When I was young, I read a lot of books and watched many television programs and movies that were, in some form or another, within the supernatural genre. These things always fascinated me. I recall trying desperately to wiggle my nose like Samantha did, thinking that if I could master it  I would hear that little tinkle-dinkle-dink sound it made and I would gain my powers. (Settling for moving it manually, the way Tabitha did, did not work either.) I remember looking into my mother's green eyes as she tucked me into bed just knowing that one of those nights she would finally tell me that I was old enough to know the secret. I  knew deep down that she would soon let me know that we were magical people and that I was now old enough to learn how to accept and use my gifts. I daydreamed about this often. I didn't know exactly what kind of magic I would be inheriting. Maybe I had extreme psychic abilities that I would learn how to tap into, or maybe I would be told that we were witches (the good kind like the ones on Bewitched of course, not the green-faced, warty-nosed Halloween kind). Whatever kind it was, I was certain that magic was in my blood and I just needed to be patient and wait. Not long after my thirteenth birthday, I finally began to realize that maybe I was wrong because it surely would have been told to me by then. It devastated me to think that I was destined to be average.

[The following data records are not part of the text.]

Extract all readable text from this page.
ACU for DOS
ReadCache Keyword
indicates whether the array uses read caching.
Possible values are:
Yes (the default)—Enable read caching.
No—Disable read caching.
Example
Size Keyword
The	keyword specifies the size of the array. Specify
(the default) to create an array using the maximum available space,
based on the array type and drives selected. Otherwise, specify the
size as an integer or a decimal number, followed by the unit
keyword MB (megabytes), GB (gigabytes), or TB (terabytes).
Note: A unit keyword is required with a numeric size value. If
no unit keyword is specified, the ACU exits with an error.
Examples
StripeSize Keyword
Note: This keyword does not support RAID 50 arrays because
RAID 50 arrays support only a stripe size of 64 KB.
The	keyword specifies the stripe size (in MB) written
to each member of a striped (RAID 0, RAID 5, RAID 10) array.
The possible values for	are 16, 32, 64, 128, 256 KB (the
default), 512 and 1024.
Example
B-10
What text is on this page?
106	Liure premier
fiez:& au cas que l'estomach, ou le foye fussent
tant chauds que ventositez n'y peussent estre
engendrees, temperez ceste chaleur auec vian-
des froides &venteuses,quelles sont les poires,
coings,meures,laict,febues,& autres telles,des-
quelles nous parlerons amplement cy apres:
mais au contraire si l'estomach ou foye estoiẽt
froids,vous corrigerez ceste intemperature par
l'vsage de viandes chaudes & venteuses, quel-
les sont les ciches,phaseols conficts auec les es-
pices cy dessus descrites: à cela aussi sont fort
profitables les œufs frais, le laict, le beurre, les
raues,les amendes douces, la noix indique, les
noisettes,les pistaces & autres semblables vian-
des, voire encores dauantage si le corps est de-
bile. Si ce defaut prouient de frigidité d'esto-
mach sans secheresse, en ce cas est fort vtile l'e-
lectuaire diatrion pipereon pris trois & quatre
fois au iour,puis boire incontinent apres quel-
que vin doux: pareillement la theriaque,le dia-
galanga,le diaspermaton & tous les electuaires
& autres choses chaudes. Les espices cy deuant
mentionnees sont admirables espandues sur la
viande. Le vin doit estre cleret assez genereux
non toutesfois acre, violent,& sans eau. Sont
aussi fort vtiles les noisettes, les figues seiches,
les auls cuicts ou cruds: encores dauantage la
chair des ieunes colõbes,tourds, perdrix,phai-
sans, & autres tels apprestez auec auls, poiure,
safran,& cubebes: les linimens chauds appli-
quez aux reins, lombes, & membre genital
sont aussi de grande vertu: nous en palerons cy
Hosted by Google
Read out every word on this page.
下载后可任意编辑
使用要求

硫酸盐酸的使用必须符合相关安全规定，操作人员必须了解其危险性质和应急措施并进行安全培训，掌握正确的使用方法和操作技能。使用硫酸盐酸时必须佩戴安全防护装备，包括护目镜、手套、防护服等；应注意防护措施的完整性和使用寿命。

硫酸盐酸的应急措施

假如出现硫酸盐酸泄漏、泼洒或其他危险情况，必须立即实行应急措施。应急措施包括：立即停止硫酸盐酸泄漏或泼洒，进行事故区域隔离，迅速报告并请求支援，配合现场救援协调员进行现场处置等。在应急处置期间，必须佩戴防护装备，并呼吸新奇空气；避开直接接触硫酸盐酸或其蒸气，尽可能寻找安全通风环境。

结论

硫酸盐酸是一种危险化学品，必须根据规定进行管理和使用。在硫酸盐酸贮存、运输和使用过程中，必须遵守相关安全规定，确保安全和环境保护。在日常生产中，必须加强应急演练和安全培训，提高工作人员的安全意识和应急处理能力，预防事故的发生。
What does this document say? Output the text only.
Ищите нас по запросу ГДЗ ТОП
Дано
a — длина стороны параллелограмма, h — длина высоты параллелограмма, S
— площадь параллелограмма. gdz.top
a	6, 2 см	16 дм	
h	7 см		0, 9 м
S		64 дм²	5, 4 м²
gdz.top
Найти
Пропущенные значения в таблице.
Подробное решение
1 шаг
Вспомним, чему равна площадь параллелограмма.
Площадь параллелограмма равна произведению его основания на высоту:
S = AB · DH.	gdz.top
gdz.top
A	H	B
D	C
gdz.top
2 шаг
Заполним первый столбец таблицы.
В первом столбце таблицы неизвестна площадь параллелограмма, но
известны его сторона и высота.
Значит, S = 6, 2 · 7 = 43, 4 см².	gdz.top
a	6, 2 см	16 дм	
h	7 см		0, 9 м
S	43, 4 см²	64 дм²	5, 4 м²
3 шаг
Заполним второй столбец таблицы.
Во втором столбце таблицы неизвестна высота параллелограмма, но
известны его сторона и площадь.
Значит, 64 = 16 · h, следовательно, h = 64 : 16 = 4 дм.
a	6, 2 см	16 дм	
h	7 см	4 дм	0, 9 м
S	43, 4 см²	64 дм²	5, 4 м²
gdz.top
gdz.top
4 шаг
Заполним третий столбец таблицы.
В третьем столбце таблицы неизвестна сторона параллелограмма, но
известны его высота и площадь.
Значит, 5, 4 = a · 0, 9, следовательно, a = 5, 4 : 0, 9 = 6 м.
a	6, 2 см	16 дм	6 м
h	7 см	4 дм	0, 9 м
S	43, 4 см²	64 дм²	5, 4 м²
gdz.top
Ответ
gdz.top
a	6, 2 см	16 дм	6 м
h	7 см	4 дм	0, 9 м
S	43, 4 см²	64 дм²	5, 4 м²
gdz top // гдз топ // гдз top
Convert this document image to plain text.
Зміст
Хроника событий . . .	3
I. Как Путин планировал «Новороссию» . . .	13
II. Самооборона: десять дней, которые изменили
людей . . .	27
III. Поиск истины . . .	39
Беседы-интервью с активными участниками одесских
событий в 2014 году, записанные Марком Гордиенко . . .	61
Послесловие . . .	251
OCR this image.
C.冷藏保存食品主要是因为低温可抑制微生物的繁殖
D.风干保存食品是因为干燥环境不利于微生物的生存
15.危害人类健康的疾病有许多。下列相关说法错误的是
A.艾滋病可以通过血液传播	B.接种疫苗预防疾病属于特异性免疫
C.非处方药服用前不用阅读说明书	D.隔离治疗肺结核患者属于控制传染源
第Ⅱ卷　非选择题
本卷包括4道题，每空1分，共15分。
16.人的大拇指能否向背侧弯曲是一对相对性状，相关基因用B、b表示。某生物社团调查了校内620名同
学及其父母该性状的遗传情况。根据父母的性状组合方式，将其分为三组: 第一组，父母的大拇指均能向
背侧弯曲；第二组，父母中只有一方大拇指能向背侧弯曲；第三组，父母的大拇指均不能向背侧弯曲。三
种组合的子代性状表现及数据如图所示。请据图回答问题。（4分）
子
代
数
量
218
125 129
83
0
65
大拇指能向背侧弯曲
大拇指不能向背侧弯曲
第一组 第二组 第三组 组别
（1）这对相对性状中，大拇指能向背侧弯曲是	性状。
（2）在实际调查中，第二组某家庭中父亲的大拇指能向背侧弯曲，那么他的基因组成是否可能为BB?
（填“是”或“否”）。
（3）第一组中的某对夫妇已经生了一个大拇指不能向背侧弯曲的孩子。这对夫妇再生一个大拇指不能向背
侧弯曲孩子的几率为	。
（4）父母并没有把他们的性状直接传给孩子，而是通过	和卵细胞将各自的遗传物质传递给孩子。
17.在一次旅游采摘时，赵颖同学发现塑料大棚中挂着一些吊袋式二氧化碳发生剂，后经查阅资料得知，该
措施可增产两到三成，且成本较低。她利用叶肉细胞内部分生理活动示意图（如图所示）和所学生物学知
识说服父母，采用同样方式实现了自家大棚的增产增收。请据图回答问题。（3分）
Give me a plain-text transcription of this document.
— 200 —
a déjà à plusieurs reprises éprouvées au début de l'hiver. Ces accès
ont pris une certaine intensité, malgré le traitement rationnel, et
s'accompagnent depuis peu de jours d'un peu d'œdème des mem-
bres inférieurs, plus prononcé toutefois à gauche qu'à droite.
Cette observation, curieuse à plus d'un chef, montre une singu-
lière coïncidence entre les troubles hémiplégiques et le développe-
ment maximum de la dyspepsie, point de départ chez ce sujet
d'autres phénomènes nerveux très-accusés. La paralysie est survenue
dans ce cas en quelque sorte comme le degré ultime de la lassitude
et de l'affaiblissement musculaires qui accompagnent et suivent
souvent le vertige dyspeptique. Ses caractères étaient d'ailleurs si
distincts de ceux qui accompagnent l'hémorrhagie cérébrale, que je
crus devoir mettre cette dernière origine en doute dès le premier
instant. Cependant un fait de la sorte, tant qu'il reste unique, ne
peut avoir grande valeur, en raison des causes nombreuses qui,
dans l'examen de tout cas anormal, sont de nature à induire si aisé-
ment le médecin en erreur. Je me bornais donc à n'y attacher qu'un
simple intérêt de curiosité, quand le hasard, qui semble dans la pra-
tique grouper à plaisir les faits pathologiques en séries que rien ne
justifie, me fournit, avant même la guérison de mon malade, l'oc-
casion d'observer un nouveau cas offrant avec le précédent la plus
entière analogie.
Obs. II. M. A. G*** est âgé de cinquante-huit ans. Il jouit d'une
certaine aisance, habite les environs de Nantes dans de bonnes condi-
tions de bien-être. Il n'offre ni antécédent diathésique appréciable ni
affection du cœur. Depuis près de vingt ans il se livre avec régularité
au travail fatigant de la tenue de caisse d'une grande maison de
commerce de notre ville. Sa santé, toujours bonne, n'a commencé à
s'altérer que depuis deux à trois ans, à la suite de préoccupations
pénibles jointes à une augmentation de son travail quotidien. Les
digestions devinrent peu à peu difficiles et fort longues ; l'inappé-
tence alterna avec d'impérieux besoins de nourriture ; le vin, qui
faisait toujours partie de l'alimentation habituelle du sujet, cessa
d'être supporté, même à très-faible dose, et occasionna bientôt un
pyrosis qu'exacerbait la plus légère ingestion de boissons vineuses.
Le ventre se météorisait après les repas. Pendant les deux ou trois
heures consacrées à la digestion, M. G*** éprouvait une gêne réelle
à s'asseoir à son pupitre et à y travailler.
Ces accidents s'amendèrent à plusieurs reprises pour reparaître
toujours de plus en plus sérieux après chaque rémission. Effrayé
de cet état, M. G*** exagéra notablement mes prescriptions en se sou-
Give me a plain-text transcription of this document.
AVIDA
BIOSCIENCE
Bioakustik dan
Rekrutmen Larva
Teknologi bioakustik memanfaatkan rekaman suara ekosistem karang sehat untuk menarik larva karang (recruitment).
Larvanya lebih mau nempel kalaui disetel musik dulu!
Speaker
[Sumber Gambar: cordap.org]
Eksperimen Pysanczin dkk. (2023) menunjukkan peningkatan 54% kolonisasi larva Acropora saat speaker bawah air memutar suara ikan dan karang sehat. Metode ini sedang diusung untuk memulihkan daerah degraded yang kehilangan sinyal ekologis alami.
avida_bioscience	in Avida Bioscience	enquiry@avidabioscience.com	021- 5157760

I have read and been told many times that anyone can develop their psychic abilities (I gave up on being a witch. I want to be a real, I-can-snap-my-fingers-and-disappear kind of witch or not a witch at all). In order to develop the "third-eye",  all you have to do is cleanse your chakra, meditate and ask for guidance. Oh. OK! Well, the chakra thing is a little whacky, even to me, but I may or may not have tried to cleanse mine. Meditation is very difficult for someone who can't shut off her brain for more than five seconds (Yes, folks! I've been able to go blank for five seconds a few times. Maybe six...I don't know. This was extremely difficult and I have no idea how I could ever do better than that without a lobotomy, so round of applause please!). And the guide thing? I'm not saying they aren't out there, but if I have one I haven't noticed.
So,  I have finally truly accepted it, although I have to say I'm still disappointed and sad. I'm average. No magic. No future predictions. No seeing dead people. Average like everyone else. Blech. Dumb books and T.V. and movies for getting my hopes up. Dumb blind third eye. I would have used my gifts wisely. I would have used them for good and not evil. I would have made people happy and helped the poor and...Oh my gosh! My eye just started twitching! It's just my left eye, but it's twitching wildly right now. That's a sign, right? It's my chakra oozing out or my guide trying to tell me not to give up hope! Maybe it's not too late!  Maybe I'm just a late bloomer. I think I'll give Mom a call and see if there's anything she's forgotten to tell me.